Tuesday, June 27, 2006

Get Over It! Handling Presentation Jitters

At a recent seminar I attended, a woman who was in the seminar with me expressed her nervousness about an upcoming speaking arrangement. Having just done a speaking engagement in March, I understood completely. Getting in front of a room full of people and performing (because let’s face it—that’s what you’re doing) can be nerve-wracking. But eight years as a theatre major and three years as a performance poet have taught me a thing or two about dealing with that nervousness, and I thought it would be good to share some of the tips I’ve learned.

1. Write your script beforehand, but don’t memorize it. The worst thing you can do is read from a script, or sound like you’ve got this thing memorized and you’re reading from a page. Remember Ben Stein? Bueller, Bueller… okay—old reference—but seriously, that’s what it sounds like. Write a complete script for yourself, rehearse it once or twice, but when it comes down to presentation time, speak from your outline (see next tip).

2. After you’ve rehearsed your script, create an outline and use that to guide you through your presentation. It’s very tempting to use the bullet points of the presentation to guide you (especially if you have it on a screen in front of you), but often, that will come out like you’re reading from a script again. Find the essence of the points you’re making, and create a brief outline, or “flow,” of touch points that will guide you to the topics you need to cover. Repeat the flow to yourself a couple of times just before you go up. Then, speak from your heart and your passion on the subject. After all, you likely didn’t accept a speaking engagement because you were bored!

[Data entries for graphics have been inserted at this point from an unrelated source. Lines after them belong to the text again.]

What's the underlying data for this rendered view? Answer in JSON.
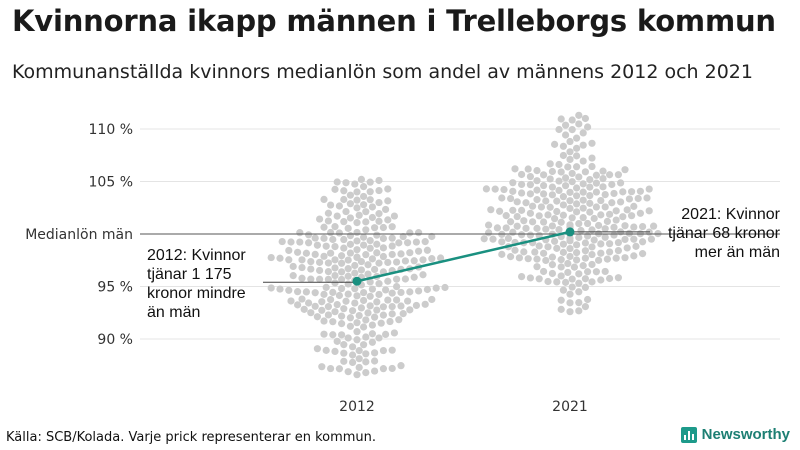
{
  "title": "Kvinnorna ikapp männen i Trelleborgs kommun",
  "subtitle": "Kommunanställda kvinnors medianlön som andel av männens 2012 och 2021",
  "footer": "Källa: SCB/Kolada. Varje prick representerar en kommun.",
  "brand": "Newsworthy",
  "colors": {
    "highlight": "#1a9080",
    "dots": "#cccccc",
    "grid": "#e4e4e4",
    "reference": "#555555"
  },
  "chart_data": {
    "type": "scatter",
    "ylim": [
      85.5,
      112
    ],
    "yticks": [
      90,
      95,
      105,
      110
    ],
    "ytick_labels": [
      "90 %",
      "95 %",
      "105 %",
      "110 %"
    ],
    "reference_line": {
      "value": 100,
      "label": "Medianlön män"
    },
    "categories": [
      "2012",
      "2021"
    ],
    "distributions": [
      {
        "category": "2012",
        "min": 86.6,
        "max": 105.2,
        "median": 95.3,
        "spread": 9.5,
        "count": 290
      },
      {
        "category": "2021",
        "min": 92.6,
        "max": 111.3,
        "median": 101.2,
        "spread": 7.8,
        "count": 290
      }
    ],
    "highlight": {
      "name": "Trelleborg",
      "values": [
        {
          "x": "2012",
          "y": 95.5
        },
        {
          "x": "2021",
          "y": 100.2
        }
      ]
    },
    "annotations": [
      {
        "category": "2012",
        "lines": [
          "2012: Kvinnor",
          "tjänar 1 175",
          "kronor mindre",
          "än män"
        ]
      },
      {
        "category": "2021",
        "lines": [
          "2021: Kvinnor",
          "tjänar 68 kronor",
          "mer än män"
        ]
      }
    ]
  }
}
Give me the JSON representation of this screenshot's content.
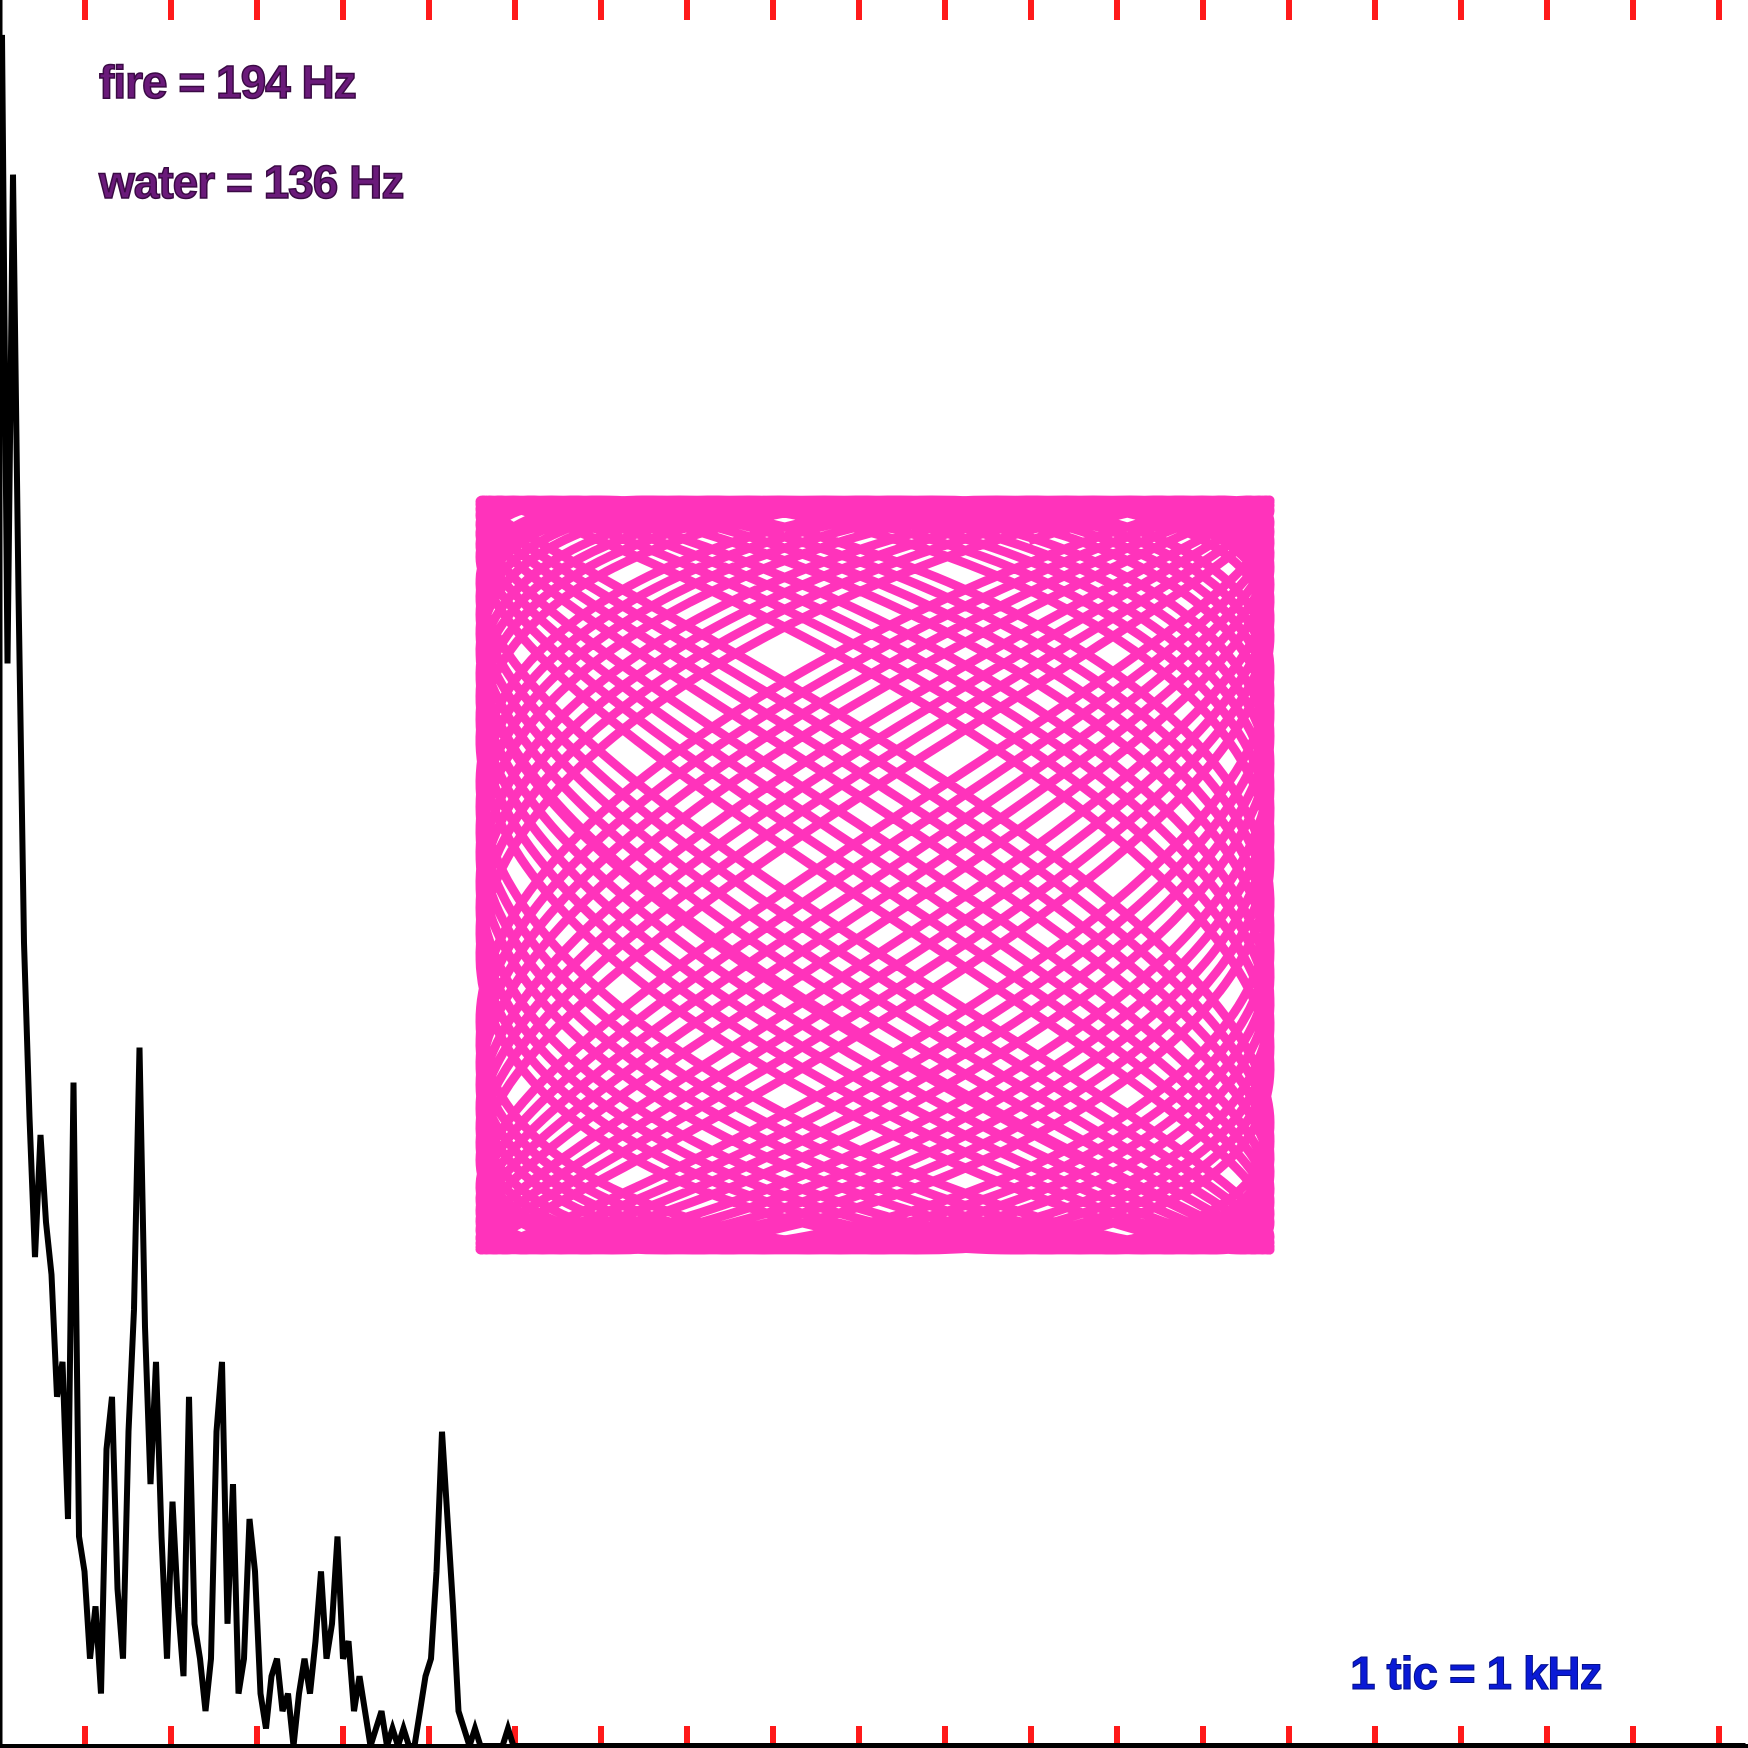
{
  "chart_data": [
    {
      "type": "line",
      "x_unit_kHz_per_tic": 1,
      "tick_count": 21,
      "colors": {
        "spectrum": "#000000",
        "ticks": "#ff1a1a"
      },
      "grid": false,
      "spectrum_y": [
        0.98,
        0.62,
        0.9,
        0.66,
        0.46,
        0.36,
        0.28,
        0.35,
        0.3,
        0.27,
        0.2,
        0.22,
        0.13,
        0.38,
        0.12,
        0.1,
        0.05,
        0.08,
        0.03,
        0.17,
        0.2,
        0.09,
        0.05,
        0.18,
        0.25,
        0.4,
        0.24,
        0.15,
        0.22,
        0.12,
        0.05,
        0.14,
        0.08,
        0.04,
        0.2,
        0.07,
        0.05,
        0.02,
        0.05,
        0.18,
        0.22,
        0.07,
        0.15,
        0.03,
        0.05,
        0.13,
        0.1,
        0.03,
        0.01,
        0.04,
        0.05,
        0.02,
        0.03,
        0.0,
        0.03,
        0.05,
        0.03,
        0.06,
        0.1,
        0.05,
        0.07,
        0.12,
        0.05,
        0.06,
        0.02,
        0.04,
        0.02,
        0.0,
        0.01,
        0.02,
        0.0,
        0.01,
        0.0,
        0.01,
        0.0,
        0.0,
        0.02,
        0.04,
        0.05,
        0.1,
        0.18,
        0.13,
        0.08,
        0.02,
        0.01,
        0.0,
        0.01,
        0.0,
        0.0,
        0.0,
        0.0,
        0.0,
        0.01,
        0.0,
        0.0,
        0.0,
        0.0,
        0.0,
        0.0,
        0.0,
        0.0,
        0.0,
        0.0,
        0.0,
        0.0,
        0.0,
        0.0,
        0.0,
        0.0,
        0.0,
        0.0,
        0.0,
        0.0,
        0.0,
        0.0,
        0.0,
        0.0,
        0.0,
        0.0,
        0.0,
        0.0,
        0.0,
        0.0,
        0.0,
        0.0,
        0.0,
        0.0,
        0.0,
        0.0,
        0.0,
        0.0,
        0.0,
        0.0,
        0.0,
        0.0,
        0.0,
        0.0,
        0.0,
        0.0,
        0.0,
        0.0,
        0.0,
        0.0,
        0.0,
        0.0,
        0.0,
        0.0,
        0.0,
        0.0,
        0.0,
        0.0,
        0.0,
        0.0,
        0.0,
        0.0,
        0.0,
        0.0,
        0.0,
        0.0,
        0.0,
        0.0,
        0.0,
        0.0,
        0.0,
        0.0,
        0.0,
        0.0,
        0.0,
        0.0,
        0.0,
        0.0,
        0.0,
        0.0,
        0.0,
        0.0,
        0.0,
        0.0,
        0.0,
        0.0,
        0.0,
        0.0,
        0.0,
        0.0,
        0.0,
        0.0,
        0.0,
        0.0,
        0.0,
        0.0,
        0.0,
        0.0,
        0.0,
        0.0,
        0.0,
        0.0,
        0.0,
        0.0,
        0.0,
        0.0,
        0.0,
        0.0,
        0.0,
        0.0,
        0.0,
        0.0,
        0.0,
        0.0,
        0.0,
        0.0,
        0.0,
        0.0,
        0.0,
        0.0,
        0.0,
        0.0,
        0.0,
        0.0,
        0.0,
        0.0,
        0.0,
        0.0,
        0.0,
        0.0,
        0.0,
        0.0,
        0.0,
        0.0,
        0.0,
        0.0,
        0.0,
        0.0,
        0.0,
        0.0,
        0.0,
        0.0,
        0.0,
        0.0,
        0.0,
        0.0,
        0.0,
        0.0,
        0.0,
        0.0,
        0.0,
        0.0,
        0.0,
        0.0,
        0.0,
        0.0,
        0.0,
        0.0,
        0.0,
        0.0,
        0.0,
        0.0,
        0.0,
        0.0,
        0.0,
        0.0,
        0.0,
        0.0,
        0.0,
        0.0,
        0.0,
        0.0,
        0.0,
        0.0,
        0.0,
        0.0,
        0.0,
        0.0,
        0.0,
        0.0,
        0.0,
        0.0,
        0.0,
        0.0,
        0.0,
        0.0,
        0.0,
        0.0,
        0.0,
        0.0,
        0.0,
        0.0,
        0.0,
        0.0,
        0.0,
        0.0,
        0.0,
        0.0,
        0.0,
        0.0,
        0.0,
        0.0,
        0.0,
        0.0,
        0.0,
        0.0,
        0.0,
        0.0,
        0.0,
        0.0,
        0.0,
        0.0,
        0.0,
        0.0,
        0.0,
        0.0,
        0.0,
        0.0,
        0.0,
        0.0,
        0.0,
        0.0,
        0.0,
        0.0,
        0.0,
        0.0,
        0.0
      ]
    },
    {
      "type": "scatter",
      "kind": "lissajous",
      "x_frequency_hz": 194,
      "y_frequency_hz": 136,
      "color": "#ff33bb"
    }
  ],
  "labels": {
    "fire": "fire = 194 Hz",
    "water": "water = 136 Hz",
    "tic": "1 tic = 1 kHz"
  }
}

3. Rehearse the day before, not the day of. Doing it ahead of time puts you at ease when the time comes—that way, you’ll be more prepared and less nervous.

4. Forget about it for a while. The day of your engagement, find whatever you can do relax and get your mind OFF the presentation until about 20 minutes before your presentation, and then review your flow just before you go on. The day of my first big presentation, and the day of any performance I’ve ever done (and I’ve done hundreds) I sang. I sang in the shower, I sang in the shower, I sang whatever song I could think of to sing for at least an hour before the performance. Then, about 10-20 minutes before the performance, I looked back at my notes, practiced for a little bit, took a few deep breaths, and went to it. That worked for me, but everyone is different. Find what works for you and commit to it.

5. Speak from your heart and remember your “why”. This was just covered, but it bears repeating. You’re doing this for a reason - maybe it’s to get new business, maybe it’s to get recognition, maybe it’s just because you love talking about the subject and want to share your knowledge with people. Whatever it is, figure out why you’re doing this and let that why guide you through your presentation. Show your passion for the subject, or your business, or whatever you’re speaking about.

6. Breathe. This can not be emphasized enough. Observe your breath for a few moments before you begin and make sure that your breath is full and complete. If it’s shallow, try this trick, common in yoga: breathe in for a count of five breaths, hold for a count of four, and breathe out for a count of eight breaths, expelling all the air. As you breathe, make sure that your breath is coming from your belly, not your chest. Your belly should be expanding as you breathe in, and contracting as you breathe out. Breathing this way will also help you project, which is key in large groups.